In my experience at such companies, people certainly aren't walked if they express dissatisfaction in their role – but you're right that this doesn't necessarily transfer onto roles which are less competitive. I will think about how to tighten that piece up: thanks for the feedback.

On the second point, I can only congratulate you if you manage to keep everything so organised and compartmentalised! It's something I've aspired to but always fallen short of.

2 comments

> On the second point, I can only congratulate you if you manage to keep everything so organised and compartmentalised! It's something I've aspired to but always fallen short of.

If your boss/company values it, you'll do it.
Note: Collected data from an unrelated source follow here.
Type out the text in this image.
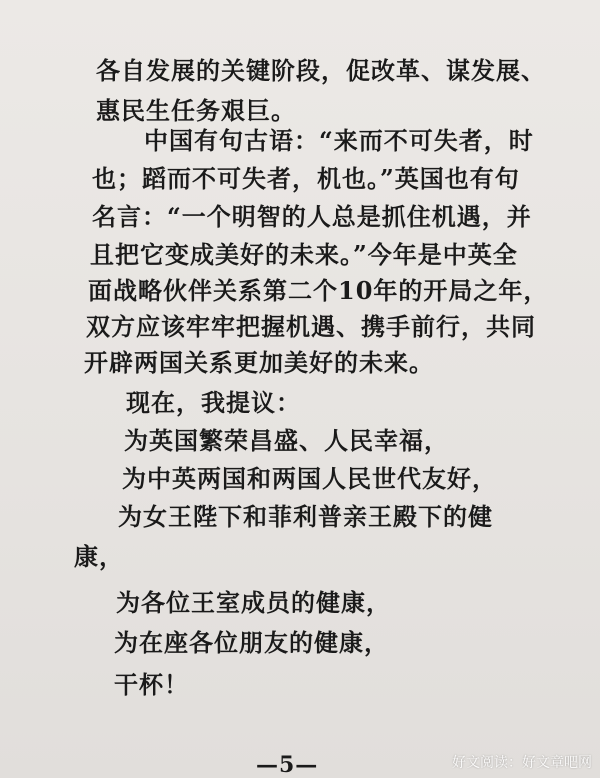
各自发展的关键阶段，促改革、谋发展、
惠民生任务艰巨。
中国有句古语：“来而不可失者，时
也；蹈而不可失者，机也。”英国也有句
名言：“一个明智的人总是抓住机遇，并
且把它变成美好的未来。”今年是中英全
面战略伙伴关系第二个10年的开局之年，
双方应该牢牢把握机遇、携手前行，共同
开辟两国关系更加美好的未来。
现在，我提议：
为英国繁荣昌盛、人民幸福，
为中英两国和两国人民世代友好，
为女王陛下和菲利普亲王殿下的健
康，
为各位王室成员的健康，
为在座各位朋友的健康，
干杯！
—5—	好文阅读：好文章吧网
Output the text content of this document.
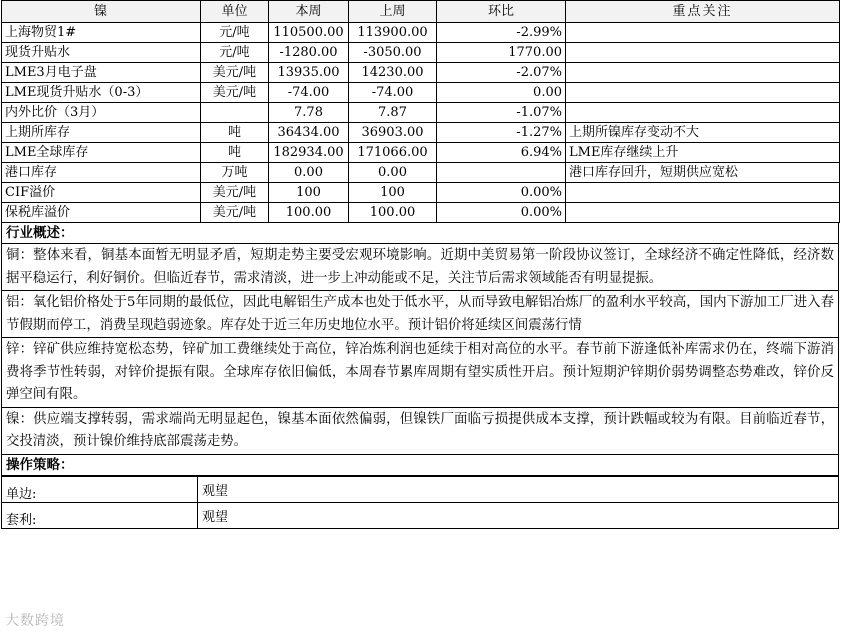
镍	单位	本周	上周	环比	重点关注
上海物贸1#	元/吨	110500.00	113900.00	-2.99%	
现货升贴水	元/吨	-1280.00	-3050.00	1770.00	
LME3月电子盘	美元/吨	13935.00	14230.00	-2.07%	
LME现货升贴水（0-3）	美元/吨	-74.00	-74.00	0.00	
内外比价（3月）		7.78	7.87	-1.07%	
上期所库存	吨	36434.00	36903.00	-1.27%	上期所镍库存变动不大
LME全球库存	吨	182934.00	171066.00	6.94%	LME库存继续上升
港口库存	万吨	0.00	0.00		港口库存回升，短期供应宽松
CIF溢价	美元/吨	100	100	0.00%	
保税库溢价	美元/吨	100.00	100.00	0.00%	
行业概述：
铜：整体来看，铜基本面暂无明显矛盾，短期走势主要受宏观环境影响。近期中美贸易第一阶段协议签订，全球经济不确定性降低，经济数据平稳运行，利好铜价。但临近春节，需求清淡，进一步上冲动能或不足，关注节后需求领域能否有明显提振。
铝：氧化铝价格处于5年同期的最低位，因此电解铝生产成本也处于低水平，从而导致电解铝冶炼厂的盈利水平较高，国内下游加工厂进入春节假期而停工，消费呈现趋弱迹象。库存处于近三年历史地位水平。预计铝价将延续区间震荡行情
锌：锌矿供应维持宽松态势，锌矿加工费继续处于高位，锌冶炼利润也延续于相对高位的水平。春节前下游逢低补库需求仍在，终端下游消费将季节性转弱，对锌价提振有限。全球库存依旧偏低，本周春节累库周期有望实质性开启。预计短期沪锌期价弱势调整态势难改，锌价反弹空间有限。
镍：供应端支撑转弱，需求端尚无明显起色，镍基本面依然偏弱，但镍铁厂面临亏损提供成本支撑，预计跌幅或较为有限。目前临近春节，交投清淡，预计镍价维持底部震荡走势。
操作策略：
单边:	观望
套利:	观望
大数跨境
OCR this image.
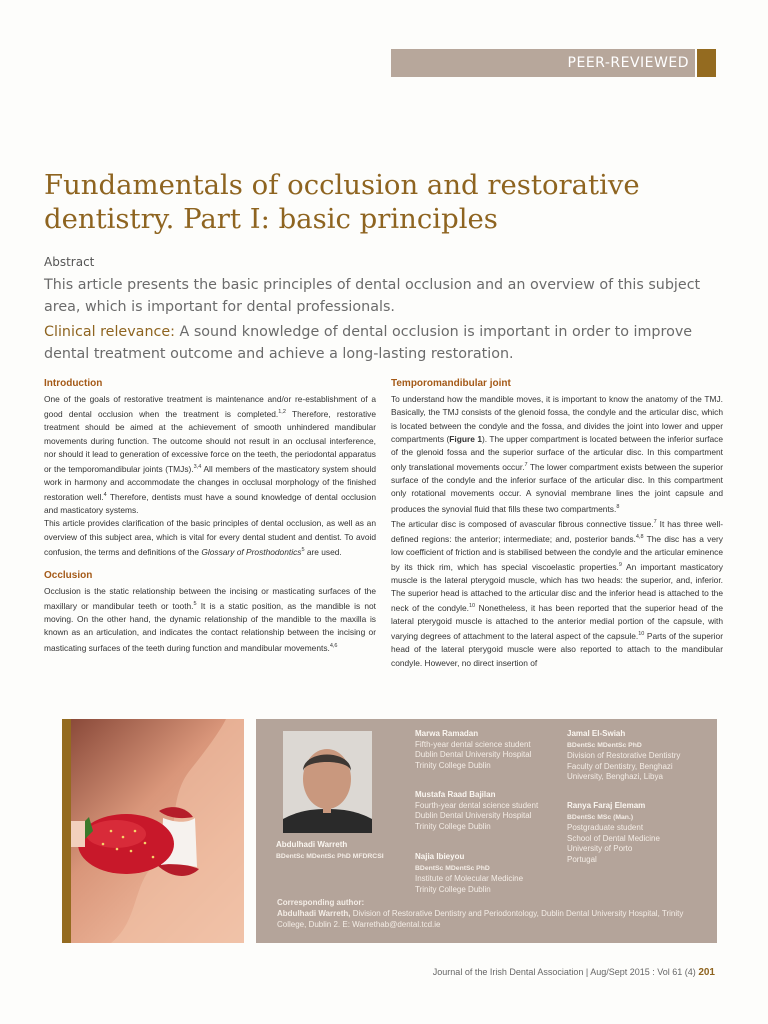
PEER-REVIEWED
Fundamentals of occlusion and restorative dentistry. Part I: basic principles
Abstract

This article presents the basic principles of dental occlusion and an overview of this subject area, which is important for dental professionals.

Clinical relevance: A sound knowledge of dental occlusion is important in order to improve dental treatment outcome and achieve a long-lasting restoration.

Introduction

One of the goals of restorative treatment is maintenance and/or re-establishment of a good dental occlusion when the treatment is completed.$^{1,2}$ Therefore, restorative treatment should be aimed at the achievement of smooth unhindered mandibular movements during function. The outcome should not result in an occlusal interference, nor should it lead to generation of excessive force on the teeth, the periodontal apparatus or the temporomandibular joints (TMJs).$^{3,4}$ All members of the masticatory system should work in harmony and accommodate the changes in occlusal morphology of the finished restoration well.$^4$ Therefore, dentists must have a sound knowledge of dental occlusion and masticatory systems.

This article provides clarification of the basic principles of dental occlusion, as well as an overview of this subject area, which is vital for every dental student and dentist. To avoid confusion, the terms and definitions of the Glossary of Prosthodontics$^5$ are used.

Occlusion

Occlusion is the static relationship between the incising or masticating surfaces of the maxillary or mandibular teeth or tooth.$^5$ It is a static position, as the mandible is not moving. On the other hand, the dynamic relationship of the mandible to the maxilla is known as an articulation, and indicates the contact relationship between the incising or masticating surfaces of the teeth during function and mandibular movements.$^{4,6}$

Temporomandibular joint

To understand how the mandible moves, it is important to know the anatomy of the TMJ. Basically, the TMJ consists of the glenoid fossa, the condyle and the articular disc, which is located between the condyle and the fossa, and divides the joint into lower and upper compartments (Figure 1). The upper compartment is located between the inferior surface of the glenoid fossa and the superior surface of the articular disc. In this compartment only translational movements occur.$^7$ The lower compartment exists between the superior surface of the condyle and the inferior surface of the articular disc. In this compartment only rotational movements occur. A synovial membrane lines the joint capsule and produces the synovial fluid that fills these two compartments.$^8$

The articular disc is composed of avascular fibrous connective tissue.$^7$ It has three well-defined regions: the anterior; intermediate; and, posterior bands.$^{4,8}$ The disc has a very low coefficient of friction and is stabilised between the condyle and the articular eminence by its thick rim, which has special viscoelastic properties.$^9$ An important masticatory muscle is the lateral pterygoid muscle, which has two heads: the superior, and, inferior. The superior head is attached to the articular disc and the inferior head is attached to the neck of the condyle.$^{10}$ Nonetheless, it has been reported that the superior head of the lateral pterygoid muscle is attached to the anterior medial portion of the capsule, with varying degrees of attachment to the lateral aspect of the capsule.$^{10}$ Parts of the superior head of the lateral pterygoid muscle were also reported to attach to the mandibular condyle. However, no direct insertion of

Abdulhadi Warreth
BDentSc MDentSc PhD MFDRCSI
Marwa Ramadan
Fifth-year dental science student
Dublin Dental University Hospital
Trinity College Dublin
Mustafa Raad Bajilan
Fourth-year dental science student
Dublin Dental University Hospital
Trinity College Dublin
Najia Ibieyou
BDentSc MDentSc PhD
Institute of Molecular Medicine
Trinity College Dublin
Jamal El-Swiah
BDentSc MDentSc PhD
Division of Restorative Dentistry
Faculty of Dentistry, Benghazi
University, Benghazi, Libya
Ranya Faraj Elemam
BDentSc MSc (Man.)
Postgraduate student
School of Dental Medicine
University of Porto
Portugal
Corresponding author:
Abdulhadi Warreth, Division of Restorative Dentistry and Periodontology, Dublin Dental University Hospital, Trinity College, Dublin 2. E: Warrethab@dental.tcd.ie
Journal of the Irish Dental Association | Aug/Sept 2015 : Vol 61 (4) 201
If they don't, I don't feel obligated to wrap this up before I leave. Typically, they tend to reward folks who prefer not to write good documentation and rather code features. It shouldn't be up to these folks to fix the problem their manager/company culture has by suddenly writing docs when they have to leave.

I think training someone on work you've done in the last few weeks makes sense. But beyond that - no. If my manager wants me to work solo on a project for months and doesn't want me to train someone until I announce I'm leaving, then it's the manager's headache - not mine.

Right, unless the job/manager are totally insane they should never be surprised that you are to some degree dissatisfied. But in many jobs, it is to the employee's benefit to operate in such a way that the manager is surprised that they're actually leaving.